King Bhumibol called her "a common dog who is uncommon", and in 2002 wrote an affectionate biography of her titled "The Story of Tongdaeng (เรื่อง ทองแดง)". The 84-page book, published in both Thai and English, quickly sold out of its first edition of 100,000 in Thailand. Since demand was so high, the book became an esteemed gift, and was reprinted many times. It is also commonly referred to as a parable on many social topics.

In the book, the king wrote that "Tongdaeng is a respectful dog with proper manners; she is humble and knows protocol. She would always sit lower than the King; even when he pulls her up to embrace her, Tongdaeng would lower herself down on the floor, her ears in a respectful drooping position, as if she would say, 'I don't dare.'"

A commemorative block of four postage stamps featuring Tongdaeng was issued by Thailand Post in 2006.

Tongdaeng died on 26 December 2015. A statue of her was created for the Royal Crematorium of King Bhumibol.

==Protection by lèse majesté law==

Thanakorn Siripaiboon, a 27-year-old factory worker, was charged in 2015 with insulting the King through a "sarcastic" post about Tongdaeng on Facebook under the lèse majesté law in Thailand. His lawyer, Anon Nampa, informed the International New York Times that the charge "had not detailed the precise insult towards the animal". The Bangkok-based printer of the International New York Times removed the story from the 14 December 2015 print edition of the paper, just 12 days before Tongdaeng's death. He was released on bond after spending 90 days in prison. If convicted, Thanakorn could have faced up to a maximum of 37 years in prison. His current location and the status of his case are unknown as of June 2018.
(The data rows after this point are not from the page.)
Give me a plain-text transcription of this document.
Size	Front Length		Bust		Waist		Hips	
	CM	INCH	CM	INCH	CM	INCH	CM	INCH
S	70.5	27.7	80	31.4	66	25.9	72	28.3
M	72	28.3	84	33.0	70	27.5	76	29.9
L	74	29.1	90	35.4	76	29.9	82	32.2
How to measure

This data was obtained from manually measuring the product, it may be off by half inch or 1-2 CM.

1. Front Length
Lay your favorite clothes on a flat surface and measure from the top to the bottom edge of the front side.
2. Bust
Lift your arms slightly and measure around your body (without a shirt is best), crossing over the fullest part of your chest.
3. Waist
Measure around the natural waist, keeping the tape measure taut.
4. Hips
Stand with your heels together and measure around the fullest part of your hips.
According to the BBC, a prosecutor said Thanakorn had posted several photos of the dog on Facebook in a manner which appeared to mock the King, and in addition had been charged with posting the "like" button next to a doctored photo of the Thai monarch, which had been posted by another Facebook user. The case was eventually dropped.

==In media==
A film based on Tongdaeng's biography, Khun Tongdaeng: The Inspirations (คุณทองแดงดิอินสไปเรชันส์), was released in November 2015.